Continuing his involvement in national security, Al-Kailani simultaneously served as Advisor to the King for National Security and Director of General Intelligence from 1973 to 1974. In 1984, assumed the position of Jordanian Ambassador to Saudi Arabia, contributing to diplomatic relations between the two nations until 1988. Al-Kailani's public service extended into the legislative realm as he held positions in the Tenth and Eleventh Senate from 1988 to 1993. Recognized for his contributions, he later served as an Advisor to the King from 1993 to 1996. His commitment to governance led him to a subsequent term in the Senate from 1997 to 2001. He attained the rank of lieutenant general in the military.

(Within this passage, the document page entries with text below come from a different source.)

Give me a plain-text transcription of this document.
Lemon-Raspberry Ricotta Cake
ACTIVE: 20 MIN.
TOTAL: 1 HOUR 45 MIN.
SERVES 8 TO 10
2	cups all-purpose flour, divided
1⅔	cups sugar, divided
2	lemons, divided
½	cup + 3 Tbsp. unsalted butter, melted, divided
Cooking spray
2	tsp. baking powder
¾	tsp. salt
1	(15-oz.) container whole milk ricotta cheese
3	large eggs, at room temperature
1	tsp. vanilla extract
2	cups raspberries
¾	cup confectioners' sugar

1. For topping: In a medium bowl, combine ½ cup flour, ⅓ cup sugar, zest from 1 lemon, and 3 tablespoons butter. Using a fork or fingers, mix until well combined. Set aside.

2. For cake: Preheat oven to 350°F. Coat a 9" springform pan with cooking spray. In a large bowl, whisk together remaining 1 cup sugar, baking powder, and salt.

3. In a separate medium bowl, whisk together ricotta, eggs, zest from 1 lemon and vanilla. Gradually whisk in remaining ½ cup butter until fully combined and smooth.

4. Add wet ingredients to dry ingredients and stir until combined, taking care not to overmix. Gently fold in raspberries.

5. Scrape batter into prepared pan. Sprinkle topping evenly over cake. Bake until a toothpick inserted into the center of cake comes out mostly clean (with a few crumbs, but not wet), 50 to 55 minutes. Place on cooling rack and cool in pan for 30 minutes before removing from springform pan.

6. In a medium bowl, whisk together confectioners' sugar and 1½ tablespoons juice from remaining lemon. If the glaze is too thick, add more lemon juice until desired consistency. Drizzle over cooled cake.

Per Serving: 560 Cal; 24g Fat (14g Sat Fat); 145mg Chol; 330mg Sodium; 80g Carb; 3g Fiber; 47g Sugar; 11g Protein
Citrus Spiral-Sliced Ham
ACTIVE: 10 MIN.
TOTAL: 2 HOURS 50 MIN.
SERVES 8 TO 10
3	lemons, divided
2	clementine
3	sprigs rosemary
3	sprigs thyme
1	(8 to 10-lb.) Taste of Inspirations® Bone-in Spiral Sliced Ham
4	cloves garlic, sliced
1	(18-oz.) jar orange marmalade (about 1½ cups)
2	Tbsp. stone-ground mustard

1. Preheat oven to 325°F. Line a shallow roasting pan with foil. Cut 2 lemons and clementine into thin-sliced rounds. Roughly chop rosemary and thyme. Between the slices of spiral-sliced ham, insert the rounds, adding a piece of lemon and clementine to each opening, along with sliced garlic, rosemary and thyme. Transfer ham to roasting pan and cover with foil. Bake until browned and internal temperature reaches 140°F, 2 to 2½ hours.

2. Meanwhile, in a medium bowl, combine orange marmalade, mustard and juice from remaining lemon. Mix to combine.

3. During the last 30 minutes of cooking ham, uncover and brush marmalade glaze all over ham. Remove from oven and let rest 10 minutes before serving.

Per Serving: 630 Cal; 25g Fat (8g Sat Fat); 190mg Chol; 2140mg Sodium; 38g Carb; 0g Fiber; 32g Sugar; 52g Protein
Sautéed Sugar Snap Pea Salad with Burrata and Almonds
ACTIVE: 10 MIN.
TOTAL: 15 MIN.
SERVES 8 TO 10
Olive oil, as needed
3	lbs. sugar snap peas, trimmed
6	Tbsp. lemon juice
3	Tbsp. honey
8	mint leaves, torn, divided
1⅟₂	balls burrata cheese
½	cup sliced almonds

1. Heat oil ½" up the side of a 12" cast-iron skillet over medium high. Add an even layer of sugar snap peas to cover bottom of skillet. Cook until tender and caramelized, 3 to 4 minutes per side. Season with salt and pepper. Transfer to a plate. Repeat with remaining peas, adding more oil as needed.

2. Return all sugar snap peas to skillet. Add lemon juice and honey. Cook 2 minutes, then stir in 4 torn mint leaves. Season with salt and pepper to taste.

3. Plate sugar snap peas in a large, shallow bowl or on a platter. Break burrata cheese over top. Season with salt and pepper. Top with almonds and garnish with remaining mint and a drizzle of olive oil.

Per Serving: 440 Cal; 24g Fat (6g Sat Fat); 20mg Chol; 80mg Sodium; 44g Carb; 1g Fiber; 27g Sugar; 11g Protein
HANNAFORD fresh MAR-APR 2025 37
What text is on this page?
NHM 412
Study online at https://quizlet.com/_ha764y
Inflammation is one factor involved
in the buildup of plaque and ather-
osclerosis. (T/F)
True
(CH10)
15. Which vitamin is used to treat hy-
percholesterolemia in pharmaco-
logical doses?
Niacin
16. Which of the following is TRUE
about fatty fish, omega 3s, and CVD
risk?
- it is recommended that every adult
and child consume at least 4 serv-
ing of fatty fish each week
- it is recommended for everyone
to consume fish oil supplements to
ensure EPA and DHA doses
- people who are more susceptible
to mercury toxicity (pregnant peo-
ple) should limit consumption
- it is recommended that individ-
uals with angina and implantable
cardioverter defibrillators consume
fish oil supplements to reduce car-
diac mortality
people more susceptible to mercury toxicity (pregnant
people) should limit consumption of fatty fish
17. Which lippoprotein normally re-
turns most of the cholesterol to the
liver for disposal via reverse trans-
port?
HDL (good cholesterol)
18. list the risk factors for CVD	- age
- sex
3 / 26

Al-Kailani faced several assassination attempts, the last occurring in the late 1990s when his car was set on fire.

=== Positions ===

- 1960 - 1962: Legal Advisor, Public Security.
- 1962 - 1964: Director of the Office of Political Investigations.
- 1964 - 1968: First Director of the Jordanian General Intelligence Department.
- 1968 - 1969: Director of Public Security.
- 1969 - 1970: Minister of the Interior.
- 1971: National Security Advisor.
- 1971 - 1973: Ambassador Extraordinary to the Ministry of Foreign Affairs.
- 1973 - 1974: King Hussein's National Security Advisor and Director of Intelligence.
- 1984 - 1988: Jordanian Ambassador to the Kingdom of Saudi Arabia.
- 1988 - 1993: Member of the Jordanian Senate.
- 1993 - 1996: King Hussein's National Security Advisor.
- 1996 - 2003: Member of the Jordanian Senate.

== Honors and awards ==
Throughout his career, Mohammad Rasoul Al–Kailani received several decorations:

=== Local Honours ===

- Jordan:
  - Order of Independence, First Class.
  - Order of the Star, First class.
  - Supreme Order of the Renaissance.

=== Foreign Honours ===

- Lebanon:
  - National Order of the Cedar, First Class.
  - Al-Munir Al-Maqdisi, First Class.

== Death ==
He died on December 30, 2003. At the time of his death, he was widely considered to be the most formidable and strict leader of the General Intelligence Service.

== Confiscation ==
In 2012, the assets belonging to Al-Kailani and his son underwent confiscation. This action followed a ruling issued by the Amman Court of First Instance, which imposed a temporary seizure on their properties and real estate due to outstanding payments related to commercial transactions, such as housing construction projects. The ruling encompassed nine individuals, including the late Al-Kailani's wives and children, as well as land and real estate holdings in Mafraq, Zarqa, and Amman. The seizure order remains valid and will be enforced if the outstanding payments are not settled by the heirs.